Mais les travaux existants dans le champ « Femmes et justice » ont le plus souvent envisagé la femme en tant que sujet de justice qu’actrice de la justice (Laurent, 1987 ; Dupont-Bouchat, Alexandre, Laurent, 1989). Tel n’est pas le cas en France où le domaine a déjà été déjà largement exploré, notamment grâce aux travaux d’Anne Boigeol. Soulignons également l’existence d’études comparatives internationales autour de l’impact du droit sur la construction sociale du genre et sur les femmes dans les professions juridiques, articulées notamment autour des premières avocates (Schultz et Shaw, 2003 ; Mossman, 2006 ; Kimble et Röwekamp, 2017).
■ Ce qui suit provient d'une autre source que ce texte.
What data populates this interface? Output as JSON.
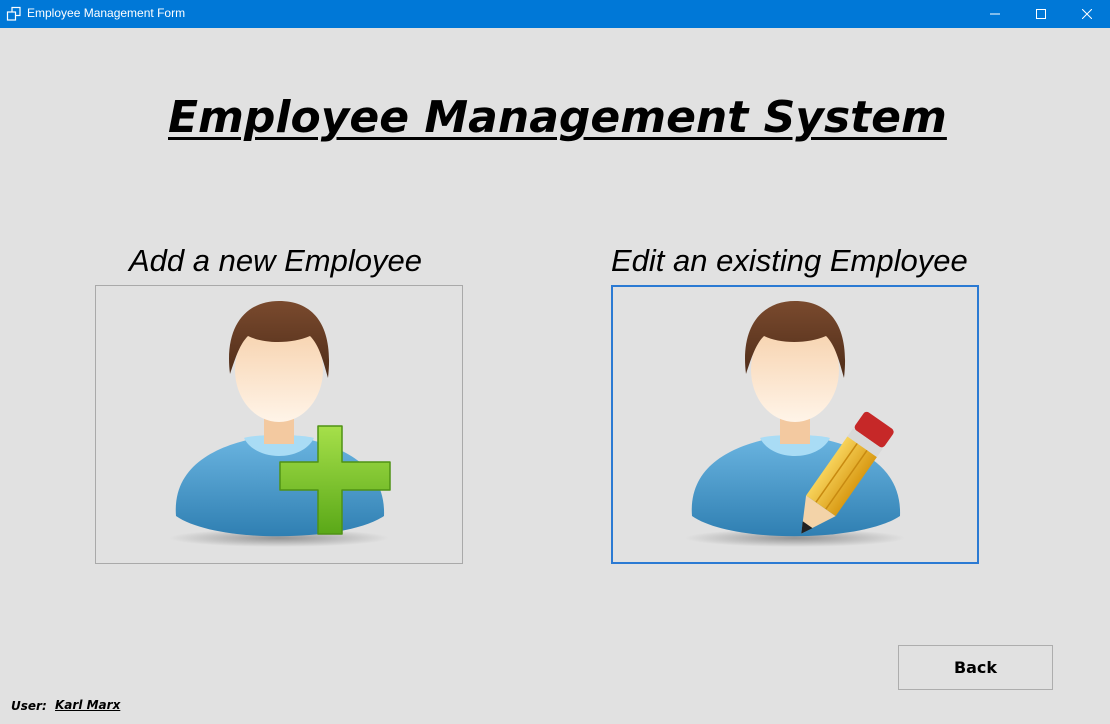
{
  "window": {
    "title": "Employee Management Form",
    "accent_color": "#0078d7",
    "icons": [
      "app-icon",
      "minimize-icon",
      "maximize-icon",
      "close-icon"
    ]
  },
  "main": {
    "title": "Employee Management System",
    "options": [
      {
        "label": "Add a new Employee",
        "icon": "add-user-icon"
      },
      {
        "label": "Edit an existing Employee",
        "icon": "edit-user-icon"
      }
    ]
  },
  "footer": {
    "back_label": "Back",
    "user_label": "User:",
    "user_name": "Karl Marx"
  }
}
La question de l’accès des femmes au barreau a longtemps été considérée uniquement à partir de l’affaire Popelin (De Bueger-Van Lierde, 1972 ; Nandrin, 2001). En revanche, les premières avocates ne sont que peu connues et n’ont jamais fait l’objet d’une contribution à part entière, bien qu’elles soient parfois renseignées dans des publications en lien avec leurs engagements respectifs (Van Rokeghem, Vercheval-Vervoort, Aubenas, 2006). Quant aux magistrates, elles sont fréquemment mobilisées au cœur d’analyses contemporaines sur la place de la femme au sein du corps judiciaire (Cornet, 2015 ; Raes, 2019). Lorsqu’elles sont envisagées dans une perspective historique, les recherches se focalisent sur le processus législatif menant à la loi de 1948 plutôt que sur les premières bénéficiaires de ces nouveaux droits acquis (Jacques, 2008 ; Schandevyl, 2009). Enfin, l’histoire de la femme notaire nous est un peu mieux connue mais il reste encore de nombreuses voies à explorer (Sextant, vol. 4, 1995 ; Stevens, 2001).
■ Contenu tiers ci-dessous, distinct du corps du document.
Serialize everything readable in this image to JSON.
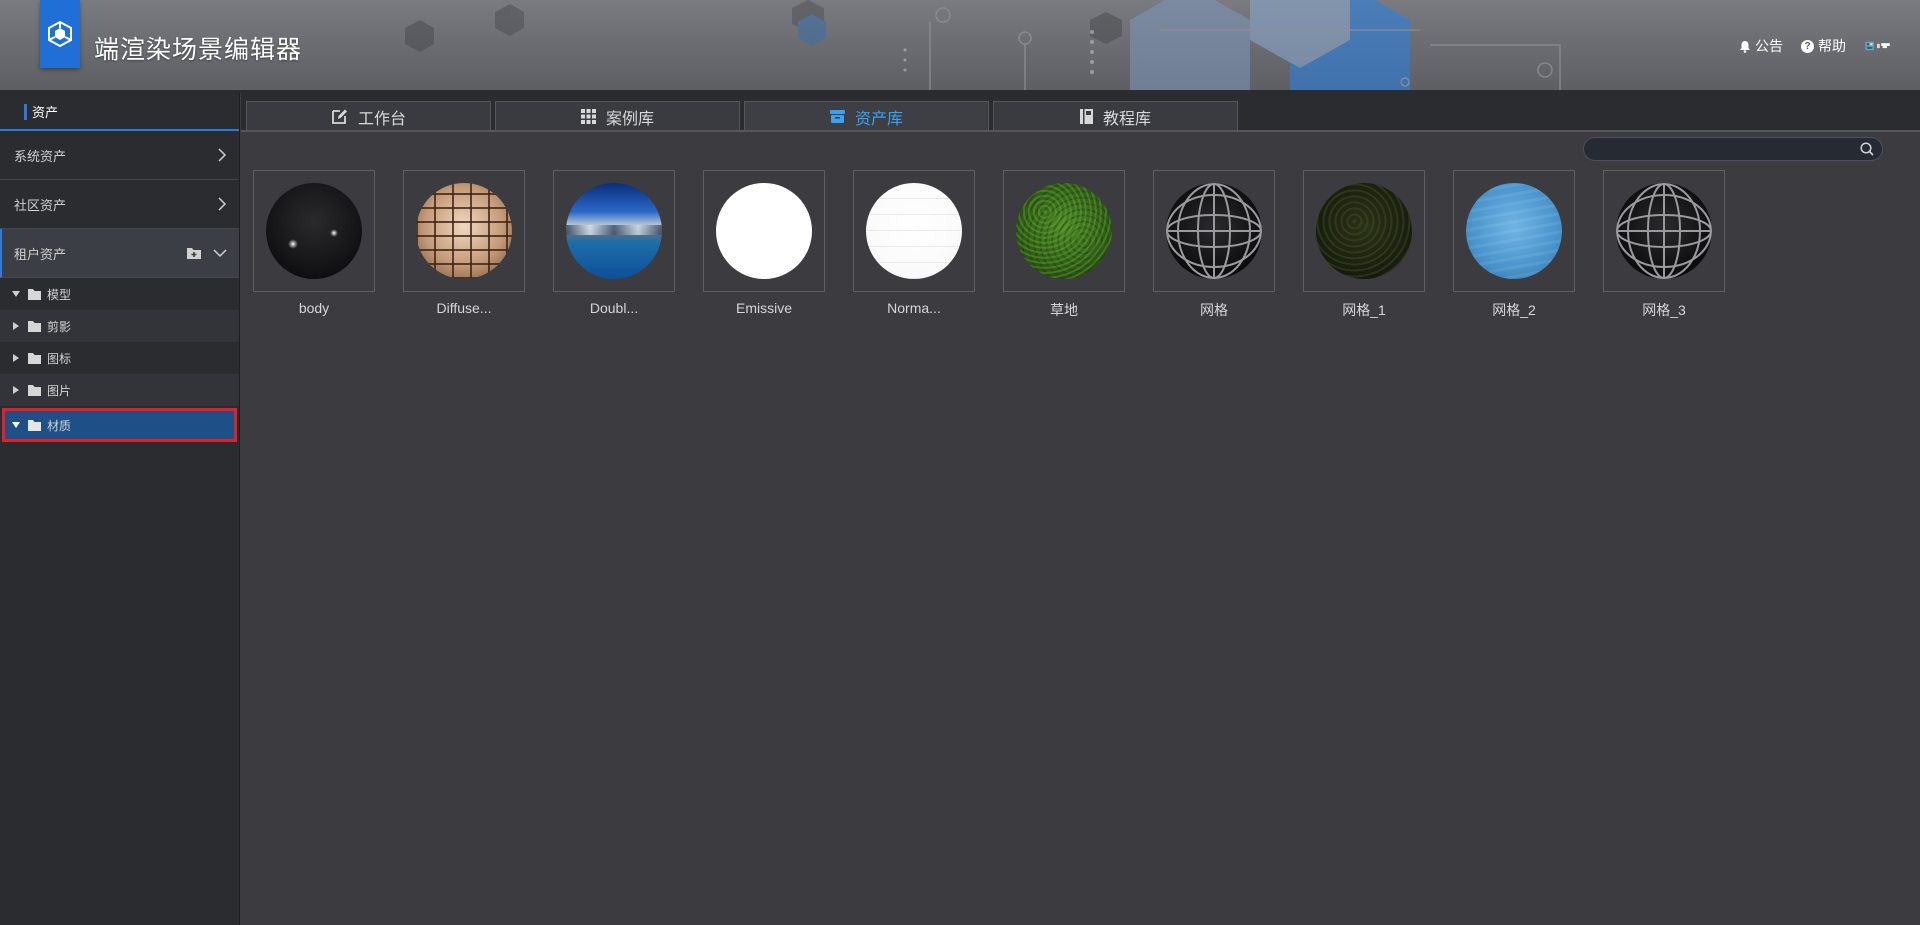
{
  "app": {
    "title": "端渲染场景编辑器",
    "logo_icon": "cube-logo-icon",
    "accent": "#1f6fd6"
  },
  "header": {
    "notice_label": "公告",
    "help_label": "帮助",
    "help_glyph": "?"
  },
  "sidebar": {
    "heading": "资产",
    "sections": [
      {
        "label": "系统资产",
        "icon": "chevron-right-icon"
      },
      {
        "label": "社区资产",
        "icon": "chevron-right-icon"
      },
      {
        "label": "租户资产",
        "icon": "chevron-down-icon",
        "extra_icon": "folder-add-icon"
      }
    ],
    "tree": [
      {
        "label": "模型",
        "expanded": true
      },
      {
        "label": "剪影",
        "expanded": false
      },
      {
        "label": "图标",
        "expanded": false
      },
      {
        "label": "图片",
        "expanded": false
      },
      {
        "label": "材质",
        "expanded": true,
        "selected": true
      }
    ]
  },
  "tabs": [
    {
      "label": "工作台",
      "icon": "edit-icon"
    },
    {
      "label": "案例库",
      "icon": "grid-icon"
    },
    {
      "label": "资产库",
      "icon": "box-icon",
      "active": true
    },
    {
      "label": "教程库",
      "icon": "book-icon"
    }
  ],
  "search": {
    "value": "",
    "placeholder": ""
  },
  "assets": [
    {
      "label": "body",
      "material": "dark-glossy"
    },
    {
      "label": "Diffuse...",
      "material": "stone-brick"
    },
    {
      "label": "Doubl...",
      "material": "sky-landscape"
    },
    {
      "label": "Emissive",
      "material": "white-emissive"
    },
    {
      "label": "Norma...",
      "material": "white-normal"
    },
    {
      "label": "草地",
      "material": "grass"
    },
    {
      "label": "网格",
      "material": "wire-grid"
    },
    {
      "label": "网格_1",
      "material": "dark-moss"
    },
    {
      "label": "网格_2",
      "material": "water"
    },
    {
      "label": "网格_3",
      "material": "wire-grid"
    }
  ]
}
Si la question de l’accès des femmes aux professions juridiques a déjà été abordée par des travaux constituant de bonnes introductions au sujet (Nandrin 2016, ; Jacques, 2013), de nombreuses zones d’ombre persistent tant en ce qui concerne les professions prétoriennes que s’agissant de leurs adjoints et auxiliaires. Il en est de même concernant le champ de l’aide sociale (assistantes sociales, assistantes de police, juges pour enfant, etc.). L’objet soulève encore de nombreuses interrogations liées intrinsèquement à l’émancipation féminine et aux conséquences de l’obtention de droits nouveaux aux XIXe et XXe siècles. Qui sont ces pionnières ? Quel sont leurs profils individuels et collectifs ? Quelles réactions leur arrivée a-t- elle suscité aussi bien dans la société que chez leurs collègues masculins ? Quel rapport au droit ces premières femmes avaient-elles et dans quelle mesure la sphère judiciaire a pu jouer le rôle de vecteur de leurs revendications ? Quel impact ces premières juristes ont-elles laissé sur leurs contemporaines et héritières ? Dans quelle mesure, malgré leur accès aux métiers du droit, ces femmes restent-elles tributaires des représentations de genre dans l’exercice de leur fonction ?

Les voies de recherches qui restent à explorer étant nombreuses, liberté est offerte aux chercheurs désireux de participer à cette journée d’étude quant aux méthodes (biographie, prosopographie, etc.) et aux sources envisagées (archives, presse, histoire orale, etc.).

Cette journée d’étude conduira à la publication d’un ouvrage sur les femmes et les professions juridiques en Belgique aux XIXe et XXe siècles.

Les propositions de contributions (maximum 500 mots) devront être envoyées par mail à l’adresse julien.delattre@ulb.be pour le 16 mai 2022 au plus tard. Les contributions seront envoyées aux participants avant la journée d’études en vue de leur discussion.

Comité organisateur

Jérôme de Brouwer (ULB), Xavier Rousseaux (UCL), Julien Delattre (ULB) et Fanny Verslype (UCL).